Le scénario ne décélèrera pas, mais l’ambiance continuera de se construire. Vous voyez venir la métaphore ? Dans le monde ravagé du film, on ne considère plus les véhicules comme aujourd’hui… et il fallait le faire, car il n’y a rien de plus coriace qu’une conception culturelle ancrée dans les mœurs. Dans ce monde, donc, les véhicules ont beau rouler sur terre, on s’y comporte plutôt comme sur des bateaux… et ça tombe bien puisqu’il n’y en a plus aucun. Pendant qu’il roule, on s’y meut, on le réalimente et on le répare. Tout le monde est pilote né ou mort-né.
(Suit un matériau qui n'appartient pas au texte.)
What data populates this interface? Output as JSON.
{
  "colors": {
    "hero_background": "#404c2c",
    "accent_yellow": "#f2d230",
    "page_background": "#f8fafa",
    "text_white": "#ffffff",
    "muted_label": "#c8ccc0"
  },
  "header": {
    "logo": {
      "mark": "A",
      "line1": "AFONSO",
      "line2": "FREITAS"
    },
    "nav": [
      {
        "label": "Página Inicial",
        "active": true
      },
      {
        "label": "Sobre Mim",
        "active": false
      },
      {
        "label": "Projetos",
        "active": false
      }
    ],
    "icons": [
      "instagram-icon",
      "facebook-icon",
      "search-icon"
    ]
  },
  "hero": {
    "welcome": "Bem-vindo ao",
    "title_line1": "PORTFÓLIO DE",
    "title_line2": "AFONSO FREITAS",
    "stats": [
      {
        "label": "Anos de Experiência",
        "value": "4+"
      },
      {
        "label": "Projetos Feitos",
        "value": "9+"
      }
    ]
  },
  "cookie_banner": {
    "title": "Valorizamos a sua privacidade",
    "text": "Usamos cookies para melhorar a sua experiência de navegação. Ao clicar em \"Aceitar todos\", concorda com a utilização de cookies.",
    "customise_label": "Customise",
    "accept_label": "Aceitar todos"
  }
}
Miller se fera de nombreux clins d’œils avec cet auto-remake. Mais le parallèle le plus intéressant est la folie des grandeurs qui nous fait oublier la sobriété désargentée de la version de 1979. Le traitement des couleurs rappellera celui de Pitch Black (David Twohy, 2000) qui comptait au casting un certain Vin… Diesel. Et c’est follement beau. On regarderait le film entier sans le son, rien que pour la magnificence colorée des paysages.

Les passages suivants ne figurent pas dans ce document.